Maça başlarken her şey Beşiktaş için uygundu. Ligin hiç kazanmamış takımı olsa da Erciyesspor, hiç yitirmemiş lider rakibi karşısında ne tedirgindi ne durgun. Özgüvenli, tempolu, yırtıcı bir oyunla girişti mücadeleye. Beşiktaş ancak 20. dakikadan sonra topla oynamaya başlayabildi. Ancak o yıkıcı temposunu da gösteremedi. Kalabalık öne çıksa da bunu hızla yapamadığı için pozisyon üretmede zorlandı. Maçın akışı içinde fizik güç olarak sürekli düştü. Standardını olumsuz etkileyen buydu. Bülent Korkmaz’ın iki kanatta Gökhan ve Olcay için aldığı kontrol önlemleri çok işlemedi, ama Beşiktaş iki hücum silahı da önemli patlamalar yapamadılar. Başı dönen Olcay’ın yerine giren Kerim henüz toptan ayrılmanın doğru zamanını saptamaya başlayamadığını gene gösterdi ama iki gole imza atan çabukluğu övgüye değerdi.

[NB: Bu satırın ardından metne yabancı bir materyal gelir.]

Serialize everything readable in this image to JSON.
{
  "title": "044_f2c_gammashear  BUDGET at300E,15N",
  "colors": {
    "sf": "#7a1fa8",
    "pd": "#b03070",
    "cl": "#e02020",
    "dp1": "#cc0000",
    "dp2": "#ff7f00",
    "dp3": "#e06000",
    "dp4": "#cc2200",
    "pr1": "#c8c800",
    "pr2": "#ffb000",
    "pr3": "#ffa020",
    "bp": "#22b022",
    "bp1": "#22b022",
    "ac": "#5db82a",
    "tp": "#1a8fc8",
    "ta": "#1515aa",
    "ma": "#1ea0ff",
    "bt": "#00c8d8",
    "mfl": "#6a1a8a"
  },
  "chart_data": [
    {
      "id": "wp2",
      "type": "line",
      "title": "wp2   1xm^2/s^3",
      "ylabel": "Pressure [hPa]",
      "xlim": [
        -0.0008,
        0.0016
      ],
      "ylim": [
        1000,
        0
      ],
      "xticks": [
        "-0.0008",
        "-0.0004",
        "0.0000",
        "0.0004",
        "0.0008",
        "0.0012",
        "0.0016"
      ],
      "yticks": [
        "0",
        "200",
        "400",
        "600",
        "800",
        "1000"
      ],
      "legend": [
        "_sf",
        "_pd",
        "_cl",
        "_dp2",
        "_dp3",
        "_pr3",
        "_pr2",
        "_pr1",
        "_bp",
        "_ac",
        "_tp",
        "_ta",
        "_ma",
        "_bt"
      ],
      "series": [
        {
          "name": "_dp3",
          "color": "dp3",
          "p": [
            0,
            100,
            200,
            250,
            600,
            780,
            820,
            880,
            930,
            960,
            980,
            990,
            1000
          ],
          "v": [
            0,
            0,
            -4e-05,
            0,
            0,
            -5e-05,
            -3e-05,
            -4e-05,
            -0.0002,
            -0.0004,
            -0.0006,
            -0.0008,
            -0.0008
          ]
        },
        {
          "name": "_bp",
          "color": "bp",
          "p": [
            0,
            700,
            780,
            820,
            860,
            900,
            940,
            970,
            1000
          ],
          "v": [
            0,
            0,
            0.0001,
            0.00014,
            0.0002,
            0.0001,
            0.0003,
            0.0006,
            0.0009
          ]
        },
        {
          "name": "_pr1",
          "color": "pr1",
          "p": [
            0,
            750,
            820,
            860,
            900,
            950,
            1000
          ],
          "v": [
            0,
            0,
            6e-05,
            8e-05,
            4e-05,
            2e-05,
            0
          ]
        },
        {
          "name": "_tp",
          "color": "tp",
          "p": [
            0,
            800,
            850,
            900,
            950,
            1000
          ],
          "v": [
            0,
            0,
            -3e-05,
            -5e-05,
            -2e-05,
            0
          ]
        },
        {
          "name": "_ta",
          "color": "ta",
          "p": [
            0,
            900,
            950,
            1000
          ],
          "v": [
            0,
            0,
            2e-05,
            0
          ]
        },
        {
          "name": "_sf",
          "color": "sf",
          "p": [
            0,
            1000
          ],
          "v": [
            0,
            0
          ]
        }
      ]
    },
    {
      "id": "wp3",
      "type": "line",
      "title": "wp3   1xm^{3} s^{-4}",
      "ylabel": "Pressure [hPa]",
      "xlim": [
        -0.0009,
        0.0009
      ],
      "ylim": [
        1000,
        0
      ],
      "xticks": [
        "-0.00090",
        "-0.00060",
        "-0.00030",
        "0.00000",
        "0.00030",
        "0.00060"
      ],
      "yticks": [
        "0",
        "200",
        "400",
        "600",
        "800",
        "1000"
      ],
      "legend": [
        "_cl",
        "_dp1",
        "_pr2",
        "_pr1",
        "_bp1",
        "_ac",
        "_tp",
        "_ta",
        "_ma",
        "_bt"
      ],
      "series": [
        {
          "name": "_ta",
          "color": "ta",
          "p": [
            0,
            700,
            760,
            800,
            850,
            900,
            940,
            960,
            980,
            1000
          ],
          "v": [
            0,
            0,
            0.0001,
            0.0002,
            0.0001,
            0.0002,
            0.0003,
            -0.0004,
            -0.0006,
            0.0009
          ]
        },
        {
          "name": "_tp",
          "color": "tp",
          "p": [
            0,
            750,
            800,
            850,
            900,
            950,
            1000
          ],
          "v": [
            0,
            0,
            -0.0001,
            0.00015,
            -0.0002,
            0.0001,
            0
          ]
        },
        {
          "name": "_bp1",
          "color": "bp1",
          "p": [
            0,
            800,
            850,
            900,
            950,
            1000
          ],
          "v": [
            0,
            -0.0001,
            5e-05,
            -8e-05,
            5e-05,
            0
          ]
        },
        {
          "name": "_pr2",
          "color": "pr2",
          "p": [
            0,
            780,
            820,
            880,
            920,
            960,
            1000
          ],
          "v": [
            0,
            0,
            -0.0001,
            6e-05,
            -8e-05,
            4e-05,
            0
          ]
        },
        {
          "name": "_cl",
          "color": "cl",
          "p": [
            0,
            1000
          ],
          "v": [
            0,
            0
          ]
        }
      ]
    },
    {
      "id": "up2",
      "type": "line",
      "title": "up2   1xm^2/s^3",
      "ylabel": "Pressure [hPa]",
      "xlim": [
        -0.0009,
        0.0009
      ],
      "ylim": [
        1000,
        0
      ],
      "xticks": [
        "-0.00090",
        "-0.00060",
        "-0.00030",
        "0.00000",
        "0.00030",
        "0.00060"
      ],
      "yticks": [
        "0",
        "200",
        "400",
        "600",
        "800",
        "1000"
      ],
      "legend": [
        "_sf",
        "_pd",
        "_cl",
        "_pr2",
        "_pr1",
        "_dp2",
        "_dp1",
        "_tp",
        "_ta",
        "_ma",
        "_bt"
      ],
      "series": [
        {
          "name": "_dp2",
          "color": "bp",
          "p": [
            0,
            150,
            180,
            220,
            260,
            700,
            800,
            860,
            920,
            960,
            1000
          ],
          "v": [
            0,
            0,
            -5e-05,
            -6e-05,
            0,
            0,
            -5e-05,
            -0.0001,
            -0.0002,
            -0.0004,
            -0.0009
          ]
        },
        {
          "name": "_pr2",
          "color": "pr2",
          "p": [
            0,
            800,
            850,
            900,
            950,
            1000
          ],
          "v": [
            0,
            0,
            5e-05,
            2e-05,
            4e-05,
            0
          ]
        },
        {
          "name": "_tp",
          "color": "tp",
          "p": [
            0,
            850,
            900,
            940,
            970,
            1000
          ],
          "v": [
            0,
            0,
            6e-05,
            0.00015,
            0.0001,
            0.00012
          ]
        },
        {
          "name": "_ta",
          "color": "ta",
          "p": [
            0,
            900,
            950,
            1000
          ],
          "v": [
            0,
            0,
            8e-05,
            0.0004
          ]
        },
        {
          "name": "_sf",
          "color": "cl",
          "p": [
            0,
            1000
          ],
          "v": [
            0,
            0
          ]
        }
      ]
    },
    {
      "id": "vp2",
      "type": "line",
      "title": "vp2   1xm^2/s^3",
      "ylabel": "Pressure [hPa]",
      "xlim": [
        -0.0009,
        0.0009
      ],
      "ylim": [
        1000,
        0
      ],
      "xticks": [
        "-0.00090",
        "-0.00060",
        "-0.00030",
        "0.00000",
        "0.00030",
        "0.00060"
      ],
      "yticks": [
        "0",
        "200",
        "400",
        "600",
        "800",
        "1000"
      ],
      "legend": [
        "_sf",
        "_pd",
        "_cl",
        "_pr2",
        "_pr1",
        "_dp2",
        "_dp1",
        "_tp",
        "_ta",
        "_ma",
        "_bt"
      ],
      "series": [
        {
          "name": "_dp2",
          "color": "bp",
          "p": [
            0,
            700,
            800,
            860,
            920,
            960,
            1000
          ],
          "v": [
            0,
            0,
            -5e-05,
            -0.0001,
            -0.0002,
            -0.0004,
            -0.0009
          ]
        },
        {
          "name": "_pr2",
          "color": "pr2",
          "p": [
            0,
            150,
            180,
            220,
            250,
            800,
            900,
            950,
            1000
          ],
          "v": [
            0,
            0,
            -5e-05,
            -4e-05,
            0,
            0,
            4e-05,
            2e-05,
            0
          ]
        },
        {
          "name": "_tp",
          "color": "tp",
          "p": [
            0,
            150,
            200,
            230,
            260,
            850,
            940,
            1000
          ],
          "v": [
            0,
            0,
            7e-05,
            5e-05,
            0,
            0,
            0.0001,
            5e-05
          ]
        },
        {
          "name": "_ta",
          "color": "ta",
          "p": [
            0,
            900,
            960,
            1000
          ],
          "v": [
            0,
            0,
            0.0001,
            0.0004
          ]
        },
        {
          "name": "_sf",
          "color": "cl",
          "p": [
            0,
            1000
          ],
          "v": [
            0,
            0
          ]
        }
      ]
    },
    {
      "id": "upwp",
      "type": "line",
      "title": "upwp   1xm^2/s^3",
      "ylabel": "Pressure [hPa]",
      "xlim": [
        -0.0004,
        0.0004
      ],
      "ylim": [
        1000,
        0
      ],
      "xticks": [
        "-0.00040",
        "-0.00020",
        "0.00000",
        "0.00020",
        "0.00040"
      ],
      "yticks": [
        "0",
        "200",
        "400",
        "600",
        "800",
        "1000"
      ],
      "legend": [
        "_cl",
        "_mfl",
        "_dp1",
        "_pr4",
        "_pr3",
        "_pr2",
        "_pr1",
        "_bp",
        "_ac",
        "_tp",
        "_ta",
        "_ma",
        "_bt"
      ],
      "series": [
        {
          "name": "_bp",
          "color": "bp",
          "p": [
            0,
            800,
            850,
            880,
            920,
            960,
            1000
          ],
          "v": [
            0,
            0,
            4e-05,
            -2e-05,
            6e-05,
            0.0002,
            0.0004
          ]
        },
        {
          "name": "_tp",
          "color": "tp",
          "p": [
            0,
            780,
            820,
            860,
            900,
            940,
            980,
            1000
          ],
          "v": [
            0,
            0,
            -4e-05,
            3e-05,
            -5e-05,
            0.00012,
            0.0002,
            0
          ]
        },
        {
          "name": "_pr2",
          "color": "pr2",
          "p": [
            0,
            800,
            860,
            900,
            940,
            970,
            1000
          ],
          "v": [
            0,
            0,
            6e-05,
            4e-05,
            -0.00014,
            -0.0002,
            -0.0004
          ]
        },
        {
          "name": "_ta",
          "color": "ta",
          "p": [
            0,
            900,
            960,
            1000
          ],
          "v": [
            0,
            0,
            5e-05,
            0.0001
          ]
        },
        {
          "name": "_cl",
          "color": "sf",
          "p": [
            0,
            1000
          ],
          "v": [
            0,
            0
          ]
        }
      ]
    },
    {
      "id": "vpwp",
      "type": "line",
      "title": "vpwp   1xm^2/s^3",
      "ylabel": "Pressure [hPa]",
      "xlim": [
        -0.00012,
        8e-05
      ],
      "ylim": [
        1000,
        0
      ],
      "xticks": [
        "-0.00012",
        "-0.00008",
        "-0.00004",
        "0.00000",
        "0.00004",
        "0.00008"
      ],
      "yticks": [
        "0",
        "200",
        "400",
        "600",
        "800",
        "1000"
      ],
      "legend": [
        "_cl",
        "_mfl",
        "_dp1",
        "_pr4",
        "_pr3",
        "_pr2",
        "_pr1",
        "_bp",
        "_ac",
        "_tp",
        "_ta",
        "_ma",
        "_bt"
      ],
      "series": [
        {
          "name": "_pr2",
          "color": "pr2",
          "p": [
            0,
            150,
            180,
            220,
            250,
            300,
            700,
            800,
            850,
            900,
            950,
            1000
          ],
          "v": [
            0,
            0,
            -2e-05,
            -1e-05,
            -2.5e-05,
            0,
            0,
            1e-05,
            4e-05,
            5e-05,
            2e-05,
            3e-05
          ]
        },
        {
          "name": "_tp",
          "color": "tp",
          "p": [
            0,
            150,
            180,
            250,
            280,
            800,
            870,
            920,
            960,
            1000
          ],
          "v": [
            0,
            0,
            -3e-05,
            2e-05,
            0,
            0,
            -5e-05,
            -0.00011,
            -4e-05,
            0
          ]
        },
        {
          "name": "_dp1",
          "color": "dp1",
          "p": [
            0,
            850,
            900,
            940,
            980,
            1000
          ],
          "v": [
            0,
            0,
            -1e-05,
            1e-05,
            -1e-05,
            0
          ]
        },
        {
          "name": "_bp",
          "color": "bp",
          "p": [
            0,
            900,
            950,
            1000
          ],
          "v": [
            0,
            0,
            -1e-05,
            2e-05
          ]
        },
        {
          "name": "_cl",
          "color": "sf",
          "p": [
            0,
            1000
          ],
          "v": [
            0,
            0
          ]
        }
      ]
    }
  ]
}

İkinci yarıda daha iyice belli oldu ki yaklaşık aynı onbirle sık sık maç oynamak artık Beşiktaş’ı yıpratıyor. Hızlanması gereken zamanda hızlanamadı çünkü. Oyunun iki yanını oynamaya geçişleri yapamadı. Özgüvenini hiç yitirmeyen nagalip rakibinin cesaretini kıracak girişimleri olamadı. Biliç 85.dakikada öne geçmiş olmayı koruyacak önlemleri almayı beceremedi. Belli ki tüm takım ve teknik adamlar fiziksel ve düşünsel bir yorgunluktan gelen yıpranmışlığın içindeydiler. Yenilginin nedeni bu ve Erciyes’in kırılmayan cesareti, yıkılmayan özgüveni... Faturayı, tek başına takımı 10 kişi bırakan Gökhan Töre’ye kesmek yanıltıcı olur.